When I grew up in the mid 1970's the pitching machines that were available to us were based at a batting cage and required my mom or dad to drive us to use them and spend a lot of money (I remember 50 cents for 12 pitches). The pitching machines also always had a bunch of people standing around watching, putting pressure on us as we struggled to hit the baseball. That process was costly, time consuming, and rarely allowed for us to actually work on becoming a better baseball hitter.
As a father of 2 sons who both play the game I have thrown balls in batting practice until my shoulder aches to help them to perfect their swing. This practice has been great in developing their ability to have a fundamentally sound baseball swing but has been limited by my availability. My wife will occasionally throw some batting practice but it is not her favorite thing to do (even though she is pretty good at it!). The best part of the issue surrounding how to get my kids more swings is that my kids love to hit a baseball! If this describes you then read on...
This dilemma caused me to begin to research baseball pitching machines a few years ago for our personal use. There are as many softball pitching machines as there are baseball pitching machines and I was amazed at what was available, even though some of the machines were a little hard to find. I was even impressed that they make baseball softball pitching machines that are combination of both! When I talked to other coaches about pitching machines they raved about how the consistency of the mechanics of a baseball swing need to be developed through lots of repetition - and that a pitching machine was the best way to give the players the repetition needed to perfect their mechanics. A couple of them thought that the machines would be too expensive to put into a personal use setup but I was happily surprised at how affordable the machines are today.
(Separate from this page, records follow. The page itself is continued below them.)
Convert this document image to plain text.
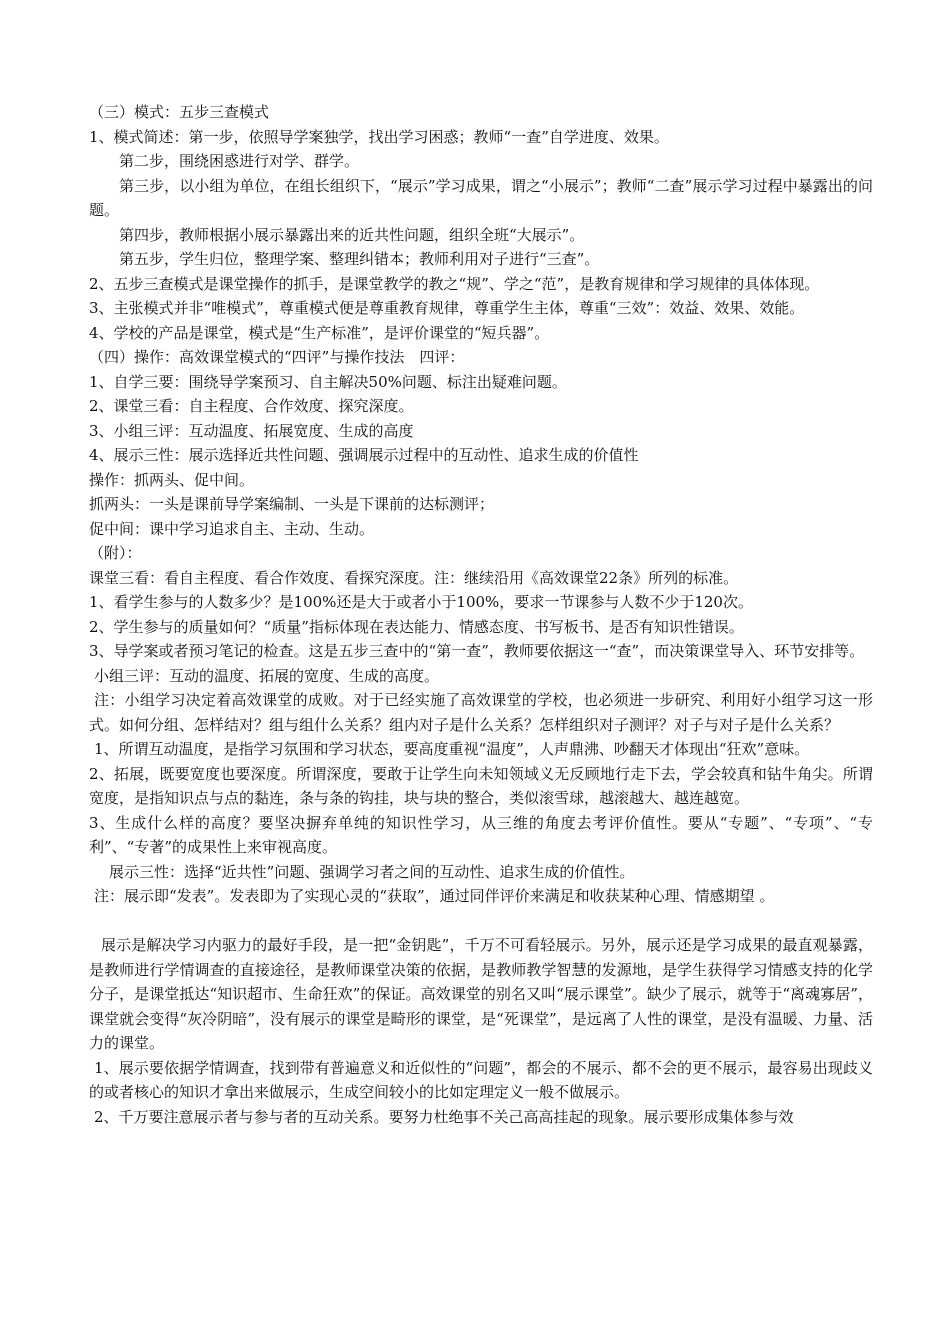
（三）模式：五步三查模式

1、模式简述：第一步，依照导学案独学，找出学习困惑；教师“一查”自学进度、效果。

第二步，围绕困惑进行对学、群学。

第三步，以小组为单位，在组长组织下，“展示”学习成果，谓之“小展示”；教师“二查”展示学习过程中暴露出的问题。

第四步，教师根据小展示暴露出来的近共性问题，组织全班“大展示”。

第五步，学生归位，整理学案、整理纠错本；教师利用对子进行“三查”。

2、五步三查模式是课堂操作的抓手，是课堂教学的教之“规”、学之“范”，是教育规律和学习规律的具体体现。

3、主张模式并非“唯模式”，尊重模式便是尊重教育规律，尊重学生主体，尊重“三效”：效益、效果、效能。

4、学校的产品是课堂，模式是“生产标准”，是评价课堂的“短兵器”。

（四）操作：高效课堂模式的“四评”与操作技法　四评：

1、自学三要：围绕导学案预习、自主解决50%问题、标注出疑难问题。

2、课堂三看：自主程度、合作效度、探究深度。

3、小组三评：互动温度、拓展宽度、生成的高度

4、展示三性：展示选择近共性问题、强调展示过程中的互动性、追求生成的价值性

操作：抓两头、促中间。

抓两头：一头是课前导学案编制、一头是下课前的达标测评；

促中间：课中学习追求自主、主动、生动。

（附）：

课堂三看：看自主程度、看合作效度、看探究深度。注：继续沿用《高效课堂22条》所列的标准。

1、看学生参与的人数多少？是100%还是大于或者小于100%，要求一节课参与人数不少于120次。

2、学生参与的质量如何？“质量”指标体现在表达能力、情感态度、书写板书、是否有知识性错误。

3、导学案或者预习笔记的检查。这是五步三查中的“第一查”，教师要依据这一“查”，而决策课堂导入、环节安排等。

小组三评：互动的温度、拓展的宽度、生成的高度。

注：小组学习决定着高效课堂的成败。对于已经实施了高效课堂的学校，也必须进一步研究、利用好小组学习这一形式。如何分组、怎样结对？组与组什么关系？组内对子是什么关系？怎样组织对子测评？对子与对子是什么关系？

1、所谓互动温度，是指学习氛围和学习状态，要高度重视“温度”，人声鼎沸、吵翻天才体现出“狂欢”意味。

2、拓展，既要宽度也要深度。所谓深度，要敢于让学生向未知领域义无反顾地行走下去，学会较真和钻牛角尖。所谓宽度，是指知识点与点的黏连，条与条的钩挂，块与块的整合，类似滚雪球，越滚越大、越连越宽。

3、生成什么样的高度？要坚决摒弃单纯的知识性学习，从三维的角度去考评价值性。要从“专题”、“专项”、“专利”、“专著”的成果性上来审视高度。

展示三性：选择“近共性”问题、强调学习者之间的互动性、追求生成的价值性。

注：展示即“发表”。发表即为了实现心灵的“获取”，通过同伴评价来满足和收获某种心理、情感期望 。

展示是解决学习内驱力的最好手段，是一把“金钥匙”，千万不可看轻展示。另外，展示还是学习成果的最直观暴露，是教师进行学情调查的直接途径，是教师课堂决策的依据，是教师教学智慧的发源地，是学生获得学习情感支持的化学分子，是课堂抵达“知识超市、生命狂欢”的保证。高效课堂的别名又叫“展示课堂”。缺少了展示，就等于“离魂寡居”，课堂就会变得“灰冷阴暗”，没有展示的课堂是畸形的课堂，是“死课堂”，是远离了人性的课堂，是没有温暖、力量、活力的课堂。

1、展示要依据学情调查，找到带有普遍意义和近似性的“问题”，都会的不展示、都不会的更不展示，最容易出现歧义的或者核心的知识才拿出来做展示，生成空间较小的比如定理定义一般不做展示。

2、千万要注意展示者与参与者的互动关系。要努力杜绝事不关己高高挂起的现象。展示要形成集体参与效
There is a great saying in baseball that says "hitters will always find a place in the lineup." That is never more true than when your son or daughter begins to play competitively, whether on travel teams or simply as they get older and the requirement that all kids play equal amounts of time is removed. The best hitters always play - every coach wants to compete and to win, that is one of the main reasons they are coaches. Having your son or daughter practicing the mechanics of hitting a baseball will help them to improve to the point that the coach will want to have them in the game all the time so they never miss an at-bat. It happened for my sons and it can happen for you, too.
Once my boys had the ability to hit every day, any time that they wanted to, the results were fantastic. Our pitching machine made our house the central place for our neighborhood boys to gather almost daily, so the whole neighborhood began to hit better as result.
When trying to figure out which type of pitching machine is right for you, it helps to review a handful of items:
The area that the machine will be used is important - is it for personal use in your backyard or is it for use at the ball field for a team? Pitching machines for backyard use are typically less expensive and easier to setup and tear down. Pitching machines for batting cage or high school/college team setup are more expensive, more industrial and have more features.
2) Age and skill level
of the players who will be using the pitching machine the most - players under the age of 12 do not need the speed and curve ball, slider, knuckle ball capability that some of the more robust machines offer.
Pitching machines can range from $180 to $3-4,000 in price. Knowing what you have to spend up front can make the selection much easier for you.
4) Pitching Machine Type
Pitching machines have different methods of delivering a pitch to a batter. Some are operated with two wheels spinning, some use a single wheel, some use forced air pressure and others use an arm that throws the ball. Personal or backyard types of pitching machines are often one wheel or forced air. Batting cage or high school/college pitching machines are often two wheel or mechanical arm.
There are a number of excellent options that can be added to pitching machines, depending on your circumstances. Remote Control devices to turn the machine on and off and control the timing of the next pitch, battery packs that allow units to operate without electricity, and auto-feeder systems that stack baseballs and then feed the balls into the machine at set intervals are some of the options available on modern pitching machines.